Whatever the reason for the lurking nature of this issue, I think that something more needs to be discovered for it move beyond the subject of wonky environmental policy discussions among experts. It doesn’t yet seem urgent enough for people to become mobilized. Although I can’t say the issue will continue to lurk or whether it will become more prominent, here are a couple scenarios that might turn attention to the nitrogen issue.

Right now, nitrogen is not included in global climate models. Why? Because spatially explicit global climate/carbon models that are coupled with nitrogen cycling models are too computationally intensive. We don’t have dedicated supercomputers that are fast enough. But climate scientists are trying to fund the next supercomputing facility for this type of analysis and more. If nitrogen turns out to be a key player in those models, we could find ourselves trying to reduce our nitrogen footprints as well as our carbon ones.
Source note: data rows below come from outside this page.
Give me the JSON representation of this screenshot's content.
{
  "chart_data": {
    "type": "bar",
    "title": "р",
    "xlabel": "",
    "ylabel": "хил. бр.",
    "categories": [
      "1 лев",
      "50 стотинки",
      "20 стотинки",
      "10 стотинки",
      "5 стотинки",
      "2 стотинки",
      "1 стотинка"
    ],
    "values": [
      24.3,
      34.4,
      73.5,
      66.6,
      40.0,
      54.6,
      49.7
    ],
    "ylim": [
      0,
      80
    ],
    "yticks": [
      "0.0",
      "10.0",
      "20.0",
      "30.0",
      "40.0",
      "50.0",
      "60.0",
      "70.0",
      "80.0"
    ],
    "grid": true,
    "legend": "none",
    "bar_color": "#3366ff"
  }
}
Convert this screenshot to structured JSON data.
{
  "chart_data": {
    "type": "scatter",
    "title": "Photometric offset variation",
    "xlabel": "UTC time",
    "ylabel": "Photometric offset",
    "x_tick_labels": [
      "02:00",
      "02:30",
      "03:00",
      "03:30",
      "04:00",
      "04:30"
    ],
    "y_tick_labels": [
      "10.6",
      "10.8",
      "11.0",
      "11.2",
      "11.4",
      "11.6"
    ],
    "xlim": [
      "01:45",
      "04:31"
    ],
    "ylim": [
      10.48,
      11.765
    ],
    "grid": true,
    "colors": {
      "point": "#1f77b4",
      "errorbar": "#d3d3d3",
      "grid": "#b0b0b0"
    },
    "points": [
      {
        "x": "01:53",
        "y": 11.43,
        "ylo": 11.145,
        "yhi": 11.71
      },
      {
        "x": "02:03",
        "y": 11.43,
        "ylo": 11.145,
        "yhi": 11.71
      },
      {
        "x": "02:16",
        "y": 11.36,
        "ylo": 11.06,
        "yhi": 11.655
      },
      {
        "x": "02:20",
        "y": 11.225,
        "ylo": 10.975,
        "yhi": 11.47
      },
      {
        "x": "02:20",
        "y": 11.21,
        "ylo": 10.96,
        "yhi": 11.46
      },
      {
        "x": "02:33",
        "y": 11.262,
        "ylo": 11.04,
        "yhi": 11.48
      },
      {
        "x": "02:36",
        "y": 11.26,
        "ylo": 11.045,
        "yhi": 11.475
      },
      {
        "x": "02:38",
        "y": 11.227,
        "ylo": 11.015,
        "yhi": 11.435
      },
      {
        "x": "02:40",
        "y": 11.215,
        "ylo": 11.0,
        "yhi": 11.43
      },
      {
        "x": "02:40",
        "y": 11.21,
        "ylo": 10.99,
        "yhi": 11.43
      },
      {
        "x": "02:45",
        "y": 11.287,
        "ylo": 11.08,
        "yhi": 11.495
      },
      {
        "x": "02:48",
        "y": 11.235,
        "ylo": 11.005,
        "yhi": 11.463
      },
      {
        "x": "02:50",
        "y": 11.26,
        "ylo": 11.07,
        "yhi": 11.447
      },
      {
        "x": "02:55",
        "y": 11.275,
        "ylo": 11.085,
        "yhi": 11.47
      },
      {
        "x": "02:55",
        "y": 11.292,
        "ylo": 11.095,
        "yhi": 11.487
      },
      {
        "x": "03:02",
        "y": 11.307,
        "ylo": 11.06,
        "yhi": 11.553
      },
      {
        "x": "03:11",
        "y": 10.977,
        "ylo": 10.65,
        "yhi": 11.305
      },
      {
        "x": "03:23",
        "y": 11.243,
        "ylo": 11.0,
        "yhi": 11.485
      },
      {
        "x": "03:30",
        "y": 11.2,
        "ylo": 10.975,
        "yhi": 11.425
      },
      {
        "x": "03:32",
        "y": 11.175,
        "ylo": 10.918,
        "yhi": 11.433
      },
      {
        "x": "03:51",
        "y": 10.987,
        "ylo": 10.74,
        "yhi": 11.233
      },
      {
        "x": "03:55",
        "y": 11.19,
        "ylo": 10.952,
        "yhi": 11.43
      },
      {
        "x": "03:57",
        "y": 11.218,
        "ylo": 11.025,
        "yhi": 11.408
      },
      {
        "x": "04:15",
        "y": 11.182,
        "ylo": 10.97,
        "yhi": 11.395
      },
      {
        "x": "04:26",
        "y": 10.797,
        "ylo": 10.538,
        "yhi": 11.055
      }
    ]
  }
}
Another possibility that we should never discount is that someone could make some sort of black-swan-type scientific discovery that thrusts nitrogen to the forefront. Although this may not be the one, here’s an example of something unexpected that could be important. In Narragansett Bay in Rhode Island, researchers discovered that rising water temperatures, possibly due to climate change, have started to reduce the efficiency of microbes that scrub out nutrients and purify water flowing in from surrounding rivers:

If Narragansett is typical of other bays, they argue, it could be the harbinger of a new threat. Shifting the effect of anthropogenic nitrogen loading beyond the immediate coastal zone could destabilize ocean ecosystems by acidifying the waters, exacerbating harmful algal blooms, killing fish and shellfish, or perhaps even powering a vicious new cycle of global warming. The studies are currently hard to interpret and some say the system is poised to rebalance itself. But if they are wrong, global warming may do more to the oceans than make them rise.

The nitrogen issue is a lens with which to examine a lot of longstanding environmental issues like pollution, invasive species, and climate change. As recently as five years ago, it was difficult to imagine the public grasping this subtle approach. But now that the global carbon cycle has entered the public debate in a big way, we may be ready for nitrogen too. I recently saw a talk at a conference that ended with a slide that had a giant N on it. The speaker said that his message was that nitrogen is big. Time will tell if he’s right.